Begleitende Behandlung bei der Implantologie

Nicht jeder „Patientenmund“ ist für eine sofortige Implantation geeignet. Verschiedene Faktoren können den chirurgischen Eingriff selbst, oder den langfristigen Erfolg gefährden. Häufigste Kontra-Indikationen sind Knochenprobleme wie poröser Knochen oder eine unzureichende Kieferdicke (durch Knochenschrumpfung – Atrophie). In beiden Fällen ist die Stabilität der Implantate im Knochen gefährdet. Um diesen Risiken entgegen zu wirken, verfügt der Behandler jedoch über verschiedene Verfahren und Therapien, mit denen die Ausgangssituation entscheidend verbessert wird:

CAD/CAM
SonicWeld:

Das SonicWeld-Verfahren ist ein neues minimalinvasives Verfahren zum Aufbau von Knochenarealen. Dabei werden resorbierbare – also vom Körper abbaubare – Pins und Membranen eingesetzt. Im Gegensatz zu den vorher verwendeten nichtresorbierbaren Materialien entfällt ein zweiter Eingriff, um die Hilfsteile zu entfernen. Dieses Verfahren ist also für den Patienten besonders schonend.
All-on-Four – Bone-Spreading – Bone-Splitting – Robodent

BioSeed OralBone – Züchtung von körpereigenem Knochen
In Zusammenarbeit mit dem Freiburger Biotechnologieunternehmen BioTissue-Technologies ist für uns die Züchtung von körpereigenem Knochen möglich. In einem kleinen Eingriff wird dem Patienten ein kleines Stück Gewebe entnommen. Dieses Gewebestück wird in speziellen Nährböden nach Freiburg gebracht und dort in einem weltweit einmaligen, patentierten Verfahren unter Reinraumbedingungen zu einer für den Knochenaufbau ausreichenden Menge gezüchtet. Die Züchtung von Knochen dauert 7 – 8 Wochen, es ist ein genau festgelegter zeitlicher und organisatorischer Ablauf einzuhalten.
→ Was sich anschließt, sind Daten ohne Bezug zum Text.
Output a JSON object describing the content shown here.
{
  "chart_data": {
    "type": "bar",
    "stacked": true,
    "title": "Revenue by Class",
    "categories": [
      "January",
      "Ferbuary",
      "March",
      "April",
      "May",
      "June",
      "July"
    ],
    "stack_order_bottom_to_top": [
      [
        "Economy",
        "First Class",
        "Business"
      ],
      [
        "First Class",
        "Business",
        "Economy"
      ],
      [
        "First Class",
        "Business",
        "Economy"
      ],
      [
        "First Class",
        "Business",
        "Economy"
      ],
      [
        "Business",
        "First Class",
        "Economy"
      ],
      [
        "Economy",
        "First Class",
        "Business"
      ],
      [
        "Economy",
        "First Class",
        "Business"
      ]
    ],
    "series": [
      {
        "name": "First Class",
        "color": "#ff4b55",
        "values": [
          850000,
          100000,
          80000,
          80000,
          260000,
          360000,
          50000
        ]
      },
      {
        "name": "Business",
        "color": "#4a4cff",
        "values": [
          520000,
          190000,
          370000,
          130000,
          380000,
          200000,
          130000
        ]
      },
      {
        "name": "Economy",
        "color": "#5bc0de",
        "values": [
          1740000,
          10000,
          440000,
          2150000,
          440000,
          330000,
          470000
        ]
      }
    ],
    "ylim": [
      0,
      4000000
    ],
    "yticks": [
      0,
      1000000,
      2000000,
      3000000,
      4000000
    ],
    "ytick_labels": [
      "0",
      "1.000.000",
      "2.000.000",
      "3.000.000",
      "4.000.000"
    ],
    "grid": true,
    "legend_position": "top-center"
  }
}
Professionelle Geweberegeneration (GTR)
Oftmals sind die Voraussetzungen für die Implantation nicht optimal, dann kann mit Hilfe der GTR-Technik das verloren gegangene Gewebe regeneriert werden und eine Implantation ist problemlos möglich. (GTR = Guided Tissue Regeneration)

Sinuslift-Knochenaufbau im Oberkiefer
Im Oberkieferseitenzahnbereich ist oftmals das Knochenangebot für das Einbringen von Implantaten zu gering. In diesen Fällen kommt die sog. Sinus-Lift-Technik zur Anwendung: Dabei erfolgt ein Gewebeaufbau im Bereich der Kieferhöhle, entweder mit Knochenersatzmaterial, autogenem Knochen oder mit BioSeed OralBone.

PRP (Platelet Rich Plasma)
Aus körpereigenem Blut des Patienten gewinnen wir durch ein spezielles Separationsverfahren Wachstumsfaktoren, das sog. Platelet Rich Plasma. Diese Wachstumsfaktoren unterstützen und beschleunigen den Einheilungsprozess der Implantate und ggf. von Gewebeaufbauten.

Bone Condensing Technik
Bei Patienten, die eine verminderte Knochendichte aufweisen, z.B. aufgrund einer Osteoporose, können Implantate mit Hilfe der Bone Condensing Technik heutzutage sicher eingesetzt werden. Das Gewebe des Patienten wird hierbei intraoperativ verdichtet und ggf. mit PRP (siehe oben) angereichert.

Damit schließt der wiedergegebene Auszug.